Parametric approximations lie in between point estimates and stochastic sampling in terms of computational complexity and accuracy of the approximation. The key idea is to replace the complex posterior probability by a simpler, mathematically tractable approximation.
A standard procedure for approximating the posterior density with a parametric posterior density is Laplace's method [71], where the logarithm of the posterior density is approximated by its Taylor series expansion around the maximum point, i.e., the MAP estimate. The most used is the second order expansion, which amounts to approximating the posterior density by the Gaussian distribution. The choice is done primarily for mathematical tractability, although it has been shown that under very general conditions the posterior density will approach the Gaussian distribution as the number of measurements grows. For a textbook account on Laplace's method, asymptotic normality of the posterior density and statistics in general, see e.g. [115].
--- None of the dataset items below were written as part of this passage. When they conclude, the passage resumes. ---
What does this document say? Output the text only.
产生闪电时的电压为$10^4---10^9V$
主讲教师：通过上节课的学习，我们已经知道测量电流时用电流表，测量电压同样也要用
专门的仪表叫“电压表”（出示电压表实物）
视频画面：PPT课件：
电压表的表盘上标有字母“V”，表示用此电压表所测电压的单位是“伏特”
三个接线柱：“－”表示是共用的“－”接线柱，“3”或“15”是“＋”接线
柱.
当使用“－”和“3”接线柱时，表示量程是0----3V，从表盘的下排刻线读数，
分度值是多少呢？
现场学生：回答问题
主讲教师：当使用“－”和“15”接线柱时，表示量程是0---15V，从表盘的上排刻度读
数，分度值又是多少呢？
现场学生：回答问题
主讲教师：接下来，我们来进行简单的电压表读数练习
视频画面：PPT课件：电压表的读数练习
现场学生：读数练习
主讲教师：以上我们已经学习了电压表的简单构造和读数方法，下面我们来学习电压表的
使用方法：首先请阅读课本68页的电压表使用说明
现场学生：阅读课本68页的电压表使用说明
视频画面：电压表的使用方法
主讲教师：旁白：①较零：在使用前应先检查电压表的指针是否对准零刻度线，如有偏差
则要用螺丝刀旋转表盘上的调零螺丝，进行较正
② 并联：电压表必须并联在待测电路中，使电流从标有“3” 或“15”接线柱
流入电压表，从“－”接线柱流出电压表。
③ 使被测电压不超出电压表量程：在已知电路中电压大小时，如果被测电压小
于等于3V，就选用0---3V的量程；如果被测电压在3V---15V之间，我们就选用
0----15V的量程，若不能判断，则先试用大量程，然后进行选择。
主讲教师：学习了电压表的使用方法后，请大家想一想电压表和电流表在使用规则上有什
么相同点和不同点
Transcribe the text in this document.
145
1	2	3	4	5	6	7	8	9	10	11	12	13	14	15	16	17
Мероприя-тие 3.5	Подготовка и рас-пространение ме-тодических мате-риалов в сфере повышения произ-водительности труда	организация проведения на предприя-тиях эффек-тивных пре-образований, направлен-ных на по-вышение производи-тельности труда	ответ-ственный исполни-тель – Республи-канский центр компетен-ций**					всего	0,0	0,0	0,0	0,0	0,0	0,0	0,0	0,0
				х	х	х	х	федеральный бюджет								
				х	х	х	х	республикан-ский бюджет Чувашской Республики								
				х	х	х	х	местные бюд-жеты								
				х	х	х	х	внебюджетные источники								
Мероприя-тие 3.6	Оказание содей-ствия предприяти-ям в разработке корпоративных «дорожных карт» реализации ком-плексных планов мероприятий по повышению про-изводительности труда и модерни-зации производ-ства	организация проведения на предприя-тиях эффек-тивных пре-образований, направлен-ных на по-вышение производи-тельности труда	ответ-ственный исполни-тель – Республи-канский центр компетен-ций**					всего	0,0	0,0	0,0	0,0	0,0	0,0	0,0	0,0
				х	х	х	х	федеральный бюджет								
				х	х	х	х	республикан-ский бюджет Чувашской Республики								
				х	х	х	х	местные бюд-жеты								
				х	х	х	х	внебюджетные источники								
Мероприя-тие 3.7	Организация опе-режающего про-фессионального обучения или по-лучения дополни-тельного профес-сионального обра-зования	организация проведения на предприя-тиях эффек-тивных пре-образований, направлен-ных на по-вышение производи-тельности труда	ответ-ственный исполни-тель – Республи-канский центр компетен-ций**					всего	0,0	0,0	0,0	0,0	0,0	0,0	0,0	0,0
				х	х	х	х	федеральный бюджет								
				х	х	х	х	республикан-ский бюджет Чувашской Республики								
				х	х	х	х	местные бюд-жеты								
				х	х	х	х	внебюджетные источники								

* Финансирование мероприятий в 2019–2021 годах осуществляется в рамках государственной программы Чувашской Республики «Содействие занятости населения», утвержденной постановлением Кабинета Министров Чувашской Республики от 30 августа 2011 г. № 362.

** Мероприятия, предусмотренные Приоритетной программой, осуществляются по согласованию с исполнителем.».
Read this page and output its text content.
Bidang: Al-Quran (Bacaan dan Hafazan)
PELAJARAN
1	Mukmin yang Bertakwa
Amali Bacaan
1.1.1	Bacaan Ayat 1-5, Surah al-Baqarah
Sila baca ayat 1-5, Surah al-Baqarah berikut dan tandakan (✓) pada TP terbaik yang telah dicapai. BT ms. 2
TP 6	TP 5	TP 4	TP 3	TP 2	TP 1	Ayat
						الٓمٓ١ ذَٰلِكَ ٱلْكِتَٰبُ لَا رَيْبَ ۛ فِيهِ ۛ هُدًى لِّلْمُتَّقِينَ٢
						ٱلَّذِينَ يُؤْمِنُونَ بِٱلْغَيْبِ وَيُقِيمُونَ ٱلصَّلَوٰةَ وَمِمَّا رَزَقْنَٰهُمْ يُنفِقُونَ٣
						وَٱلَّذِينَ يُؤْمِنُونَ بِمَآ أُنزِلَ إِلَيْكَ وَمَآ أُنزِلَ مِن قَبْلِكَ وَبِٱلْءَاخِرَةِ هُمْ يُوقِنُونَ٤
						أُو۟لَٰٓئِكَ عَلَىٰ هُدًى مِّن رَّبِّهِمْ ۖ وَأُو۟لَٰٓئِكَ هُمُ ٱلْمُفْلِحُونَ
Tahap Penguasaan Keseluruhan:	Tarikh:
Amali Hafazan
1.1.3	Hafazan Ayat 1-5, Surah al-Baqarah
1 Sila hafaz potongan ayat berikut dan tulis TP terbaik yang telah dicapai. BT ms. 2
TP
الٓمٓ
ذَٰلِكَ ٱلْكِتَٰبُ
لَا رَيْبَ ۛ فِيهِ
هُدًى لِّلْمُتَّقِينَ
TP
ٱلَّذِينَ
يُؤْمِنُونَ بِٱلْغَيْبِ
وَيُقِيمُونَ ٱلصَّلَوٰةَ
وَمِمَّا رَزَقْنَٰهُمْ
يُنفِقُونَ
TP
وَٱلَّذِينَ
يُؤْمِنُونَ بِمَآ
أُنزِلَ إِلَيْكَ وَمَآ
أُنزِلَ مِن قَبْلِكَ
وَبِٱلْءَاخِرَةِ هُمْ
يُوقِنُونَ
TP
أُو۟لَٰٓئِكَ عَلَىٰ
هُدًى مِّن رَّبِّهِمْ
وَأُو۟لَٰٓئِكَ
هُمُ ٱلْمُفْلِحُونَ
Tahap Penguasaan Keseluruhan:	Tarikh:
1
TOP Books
Laplace's method, when applied to complex models, can suffer from the same problems as MAP estimation in general. If the MAP estimate fails to locate a point in parameter space which not only has high probability density but also is surrounded by large probability mass, the second order Taylor series expansion can recognise this, but cannot, in practice, guide the search for a better point estimate to start with because it would be computationally too expensive. Whether this is a problem depends on the models at hand. In supervised learning with neural networks, MacKay has obtained good results [81], but for unsupervised learning of complex models, the MAP estimate causes problems.